A proximidade do feriado da Páscoa nos remete à crença que está no coração da cristandade: a ressurreição de Jesus. Para os cristãos, trata-se de um fato fundamental. Mas, mesmo para quem não compartilha dessa fé, o símbolo da ressurreição oferece uma provocação: a possibilidade de superar o que muitas vezes parece ser o fim.
Numa época marcada por tantos episódios de esgotamento —emocionais, ambientais, sociais—, é quase subversivo afirmar que recomeços são possíveis. Seja no consultório ou na igreja, cuidar de pessoas me lembra que a esperança de renascer é um aprendizado vital.
Uma história me marcou das muitas que ouvi de quem insistiu em acreditar na possibilidade da redenção. Renata era uma amiga da adolescência, que cresceu na mesma igreja que eu. Mudou-se para os Estados Unidos para estudar, e perdemos contato. Anos depois, já pastor, recebi uma ligação: Renata havia se tornado dependente do crack, e sua família a trouxe de volta ao Brasil para iniciar um tratamento.
Na clínica, ela me contou que a melhor forma que encontrou para lidar com sua adicção foi parar de contar os “dias limpos” —expressão usada para indicar o tempo de abstinência da substância. A contagem cumulativa, disse ela, só aumentava a culpa diante da possibilidade de recair. Renata preferiu viver cada dia como um recomeço, fazendo da morte e ressurreição de Jesus uma metáfora pessoal.
Como pastor, penso que ela não poderia ter escolhido melhor narrativa bíblica para ressignificar uma luta tão difícil de ser vencida.

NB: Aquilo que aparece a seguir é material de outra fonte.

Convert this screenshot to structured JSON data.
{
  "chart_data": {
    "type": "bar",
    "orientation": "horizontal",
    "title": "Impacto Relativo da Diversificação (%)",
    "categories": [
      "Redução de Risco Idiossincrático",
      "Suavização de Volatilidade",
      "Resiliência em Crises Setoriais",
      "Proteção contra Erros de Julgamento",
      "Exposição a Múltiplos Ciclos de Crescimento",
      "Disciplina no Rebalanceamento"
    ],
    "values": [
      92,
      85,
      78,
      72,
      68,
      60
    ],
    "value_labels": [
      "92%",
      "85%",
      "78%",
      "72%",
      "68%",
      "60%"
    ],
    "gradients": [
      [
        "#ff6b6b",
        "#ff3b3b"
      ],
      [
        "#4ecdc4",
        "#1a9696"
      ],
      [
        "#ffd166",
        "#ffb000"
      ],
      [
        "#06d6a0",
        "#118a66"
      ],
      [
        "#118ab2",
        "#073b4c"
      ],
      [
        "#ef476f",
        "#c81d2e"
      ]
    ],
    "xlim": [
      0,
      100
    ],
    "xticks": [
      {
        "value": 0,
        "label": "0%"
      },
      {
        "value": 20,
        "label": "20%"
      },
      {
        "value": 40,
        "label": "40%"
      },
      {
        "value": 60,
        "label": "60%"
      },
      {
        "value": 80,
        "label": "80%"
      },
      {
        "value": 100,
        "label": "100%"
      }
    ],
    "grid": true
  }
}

A história da Páscoa propõe um recomeço que não apaga as marcas do passado, mas reconhece que a vida insiste em brotar mesmo no terreno devastado. Na narrativa bíblica, Jesus ressuscita com as feridas da crucificação. Isso importa —porque lembra que o que nos fez sofrer não necessariamente desaparece, e pode ser incorporado à nova forma de viver.
E é assim que acontece. Recomeçar não é privilégio de momentos extraordinários —é parte do cotidiano. Pessoas renascem quando mudam de carreira após anos na mesma profissão, quando retomam os estudos depois de uma longa pausa, quando saem de um relacionamento tóxico ou finalmente decidem pedir ajuda para lidar com a ansiedade que sempre ignoraram.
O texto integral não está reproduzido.